The prevention and treatment for PUD and GC cause significant financial burdens around the world [36, 37]. Because H. pylori is one important cause for PUD and GC, the identification of specific type of H. pylori isolates associated with PUD and GC risks would significantly reduce the costs of the screening and prevention for PUD and GC. The OR for PUD was found to be higher than that of GC (3.97 vs. 2.43) in this meta-analysis. The predictive role of oipA functional status in risks of PUD and GC may differ because of their distinct pathogenic mechanisms. However, we could not definitely conclude that the oipA “on” status is more closely linked with PUD than GC by numerically judging the OR values based on the currently-limited study samples. It is anticipated that oipA “on” status would be a promising indicator for H. pylori infected patients with increased risk for PUD or GC in the future.

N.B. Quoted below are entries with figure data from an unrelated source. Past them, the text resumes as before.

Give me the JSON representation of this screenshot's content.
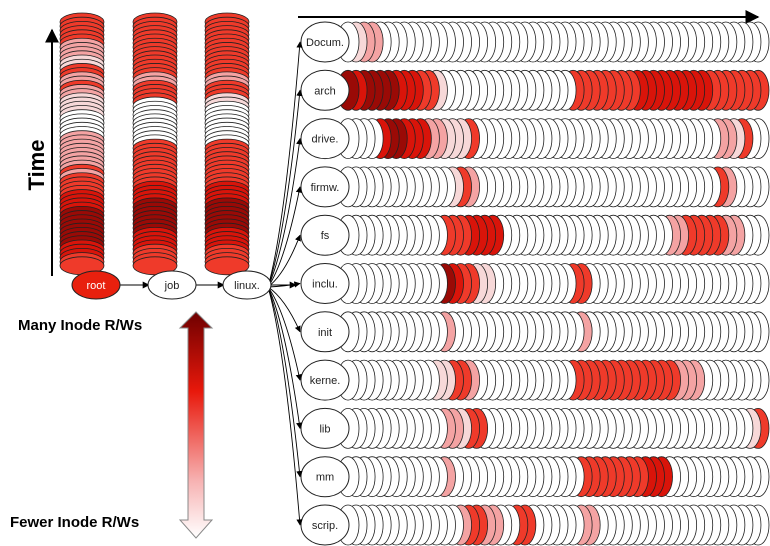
{
  "axis": {
    "time_label": "Time"
  },
  "legend": {
    "many_label": "Many Inode R/Ws",
    "fewer_label": "Fewer Inode R/Ws"
  },
  "path_nodes": [
    {
      "label": "root",
      "fill": "#e8200e"
    },
    {
      "label": "job",
      "fill": "#ffffff"
    },
    {
      "label": "linux.",
      "fill": "#ffffff"
    }
  ],
  "directories": [
    {
      "label": "Docum.",
      "heat": "0122000000000000000000000000000000000000000000000000"
    },
    {
      "label": "arch",
      "heat": "5455554443310000000000000000333333334444444443333333"
    },
    {
      "label": "drive.",
      "heat": "0000455444221113000000000000000000000000000000221300"
    },
    {
      "label": "firmw.",
      "heat": "0000000000000132000000000000000000000000000000320000"
    },
    {
      "label": "fs",
      "heat": "0000000000003334444000000000000000000000223333322000"
    },
    {
      "label": "inclu.",
      "heat": "0000000000005433110000000000330000000000000000000000"
    },
    {
      "label": "init",
      "heat": "0000000000002000000000000000020000000000000000000000"
    },
    {
      "label": "kerne.",
      "heat": "0000000000011332000000000000333333333333322200000000"
    },
    {
      "label": "lib",
      "heat": "0000000000002213300000000000000000000000000000000013"
    },
    {
      "label": "mm",
      "heat": "0000000000002000000000000000033333333444000000000000"
    },
    {
      "label": "scrip.",
      "heat": "0000000000000023322003300000022000000000000000000000"
    }
  ],
  "stacks": [
    {
      "heat": "33333322221133223221111000002222222232333344445555555544433"
    },
    {
      "heat": "33333333333333223333000000000033333333334444555555544443333"
    },
    {
      "heat": "33333333333333223331100000000033333333334444555555544443333"
    }
  ],
  "heat_colors": [
    "#ffffff",
    "#f7d8d8",
    "#f4a3a3",
    "#ef3a2a",
    "#d9140a",
    "#9a0a06"
  ]
}
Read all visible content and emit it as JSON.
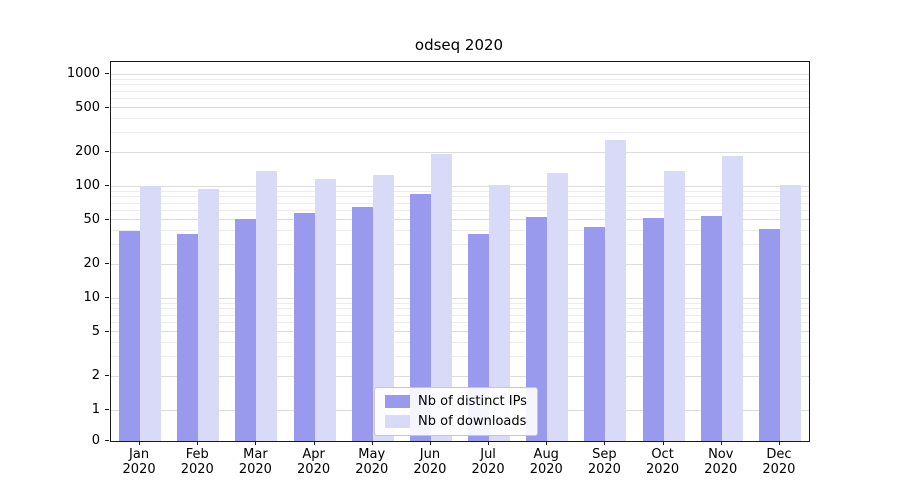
{
  "chart_data": {
    "type": "bar",
    "title": "odseq 2020",
    "xlabel": "",
    "ylabel": "",
    "yscale": "symlog",
    "grid": true,
    "legend_position": "lower center",
    "yticks": [
      0,
      1,
      2,
      5,
      10,
      20,
      50,
      100,
      200,
      500,
      1000
    ],
    "ylim": [
      0,
      1280
    ],
    "minor_gridlines": [
      3,
      4,
      6,
      7,
      8,
      9,
      30,
      40,
      60,
      70,
      80,
      90,
      300,
      400,
      600,
      700,
      800,
      900
    ],
    "categories": [
      "Jan 2020",
      "Feb 2020",
      "Mar 2020",
      "Apr 2020",
      "May 2020",
      "Jun 2020",
      "Jul 2020",
      "Aug 2020",
      "Sep 2020",
      "Oct 2020",
      "Nov 2020",
      "Dec 2020"
    ],
    "series": [
      {
        "name": "Nb of distinct IPs",
        "color": "#9999ed",
        "values": [
          40,
          37,
          51,
          58,
          65,
          85,
          37,
          53,
          43,
          52,
          54,
          41
        ]
      },
      {
        "name": "Nb of downloads",
        "color": "#d9d9f8",
        "values": [
          100,
          95,
          135,
          115,
          125,
          195,
          103,
          130,
          260,
          135,
          185,
          102
        ]
      }
    ]
  }
}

We are aware that this meta-analysis has its own limitations. First, only articles in English or Chinese were selected. And we searched four databases without referring to other databases like EMBASE, which may result in selection bias. Second, the quality assessment of NOS indicated that most studies were at an intermediate level of quality mainly due to not matching for age or gender. In addition, the control group mixed the gastritis and FD, and some studies did not clearly describe that the control group excluded other kinds of diseases, which may result in an underestimation of the effect of oipA gene. Third, the sample size is not sufficiently large which may partially due to the limitation of the present laboratory technique for the isolation and cultivation of H. pylori isolates. Besides, numbers of included studies were relatively small, so the power for publication bias test was relatively low. Fourth, most studies were from Asia, thus the generalizability of our conclusion was limited. Fifth, significant heterogeneities were indicated for some comparisons particularly in presence/absence analysis, which could not be explained by subgroup analyses or sensitivity analyses. Moreover, the limited number of included studies precluded us from performing meta-regression to further explore the source of heterogeneity. Sixth, other important data such as age, gender, family history, status of other virulence factors and environment factors were not available to investigate the interaction between oipA gene status and these factors. The combined effect of oipA and other virulent factors should also be studied in future study.